La ruptura entre la ciudadanía y su actual representación institucional es el resultado de una política diseñada al margen, sino en contra, del interés general de la mayoría social. Tanto el establishment gubernativo, como la cómplice oposición parlamentaria, se han desvinculado unilateralmente de unas demandas ciudadanas que hoy reconstruyen sus lazos afectivos y políticos en nuevos espacios de identificación social colectiva. Nuevas identificaciones políticas que pueden leerse como la insurrección del sentido común de la gente frente a una partitocracia parasitada por la corrupción endémica y el inmovilismo, y que ha incumplido sus compromisos constitucionales operando como instrumento político al servicio de las élites financieras. Una reedición, en toda regla, de la vieja alternancia entre liberales y conservadores que ha subordinado los intereses de nuestro país a los beneficios de la ideología contable y las “cuentas de resultados” de unos pocos. Deberían haber recordado a Cicerón enfrentándose al despotismo de Marco Antonio: “Sea cual sea la forma en la que nos trates, mientras continúes actuando de la misma manera, no has de poder, créeme, durar demasiado”.
Llegados a este punto, el solipsismo orgánico y las inercias caníbales de los partidos tradicionales impide cualquier maniobra efectiva de regeneración democrática interna y/o externa. Cosificados como elementos ornamentales de una mecánica institucional diseñada para neutralizar la acción colectiva, los viejos partidos se han convertido en el símbolo de una renuncia permanente a la acción regeneradora. El único discurso que conocen, el electoralista, formula la renuncia a la política en serio y su sustitución por la demagogia y el barro.

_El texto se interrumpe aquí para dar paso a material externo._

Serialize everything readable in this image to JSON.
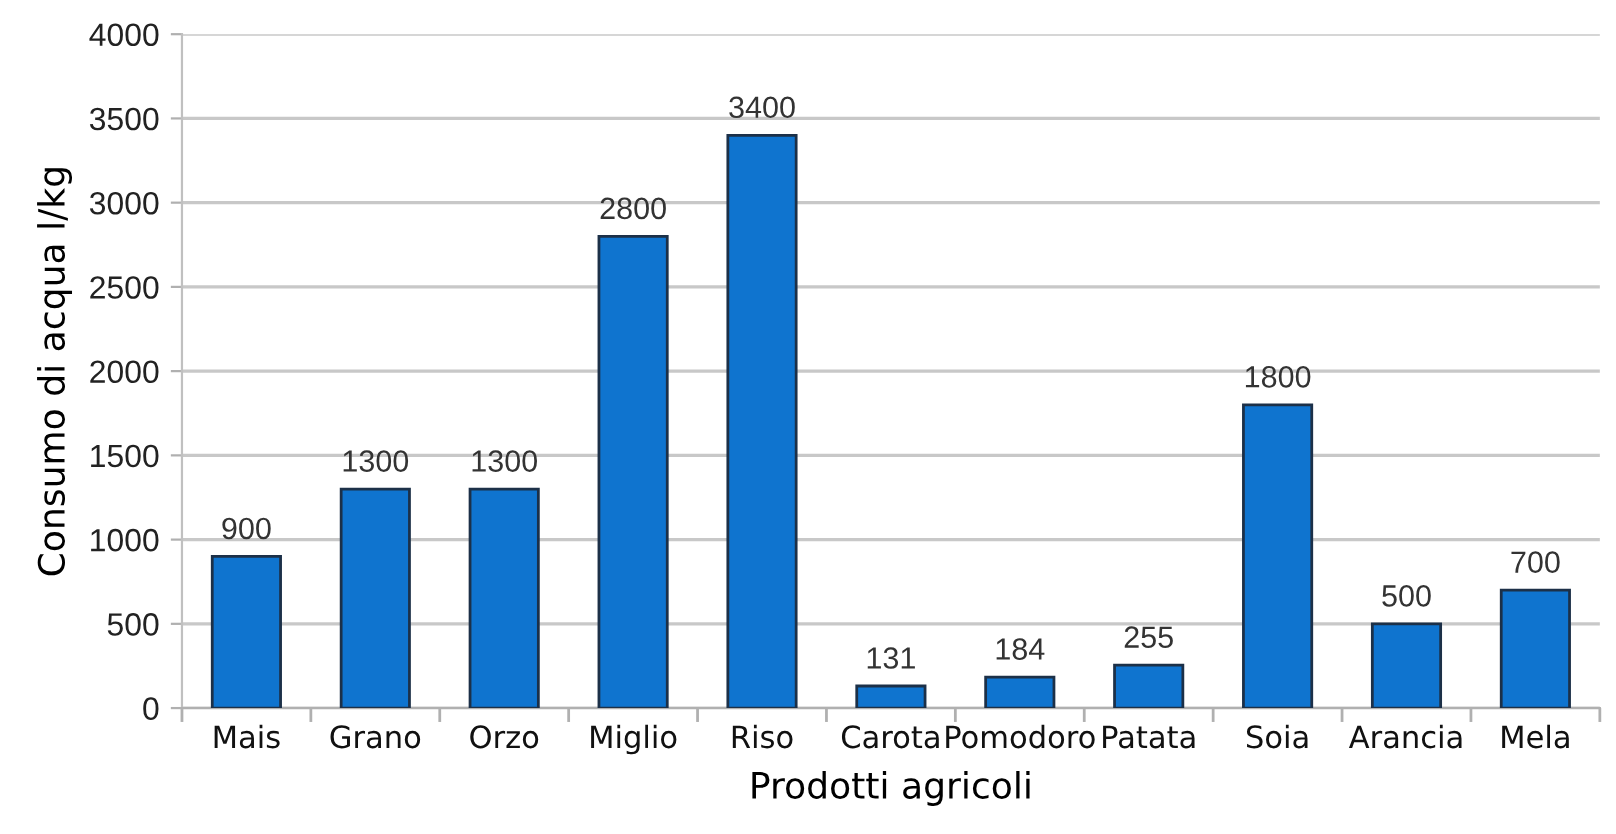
{
  "chart_data": {
    "type": "bar",
    "xlabel": "Prodotti agricoli",
    "ylabel": "Consumo di acqua l/kg",
    "categories": [
      "Mais",
      "Grano",
      "Orzo",
      "Miglio",
      "Riso",
      "Carota",
      "Pomodoro",
      "Patata",
      "Soia",
      "Arancia",
      "Mela"
    ],
    "values": [
      900,
      1300,
      1300,
      2800,
      3400,
      131,
      184,
      255,
      1800,
      500,
      700
    ],
    "color": "#0f74cf",
    "ylim": [
      0,
      4000
    ],
    "yticks": [
      0,
      500,
      1000,
      1500,
      2000,
      2500,
      3000,
      3500,
      4000
    ],
    "grid": "y",
    "data_labels": true
  }
}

Atrapados en un pragmatismo indoloro, dictado por los sondeos de opinión, se han transmutado en artefactos incapaces de canalizar las demandas sociales generales.
El enorme estruendo del silencio incómodo, el canto del mimo, ha ocupado las propuestas programáticas de los partidos del sistema. Dicho de otra manera, aprovechando que Sánchez Ferlosio ha vuelto de nuevo a la escena pública, “lo más sospecho de las soluciones es que se las encuentra siempre que se quiere”. Soluciones encontradas por quienes crearon los problemas; soluciones de urgencia fabricadas para camuflar intereses inconfesables; soluciones gatopardistas para sobrevivir a cualquier precio.
La crisis de los viejos partidos de masas no es contextual, es estructural, y su tendencia a la descomposición es obvia e irreversible: el ciclo político del Régimen del 78 toca a su fin. Podemos es la impugnación ética de una estructura de segmentación y dominación social que ha pretendido enmudecer a la mayoría a través del monopolio del lenguaje político. La nueva cultura política incorpora el vocabulario y el sentido de lo popular, políticamente reactivado, como sujeto colectivo de cambio. Y esta apertura del espacio político es irreversible. Las tentativas de una segunda Restauración, representadas en opciones diseñadas para el recambio, están condenadas a fracasar. El próximo domingo contaremos con una nueva aritmética parlamentaria que certificará la regeneración democrática. Ahora, como entonces, tenemos el deber de (re)construir un país donde la gente tome la iniciativa política para conquistar su presente y su porvenir.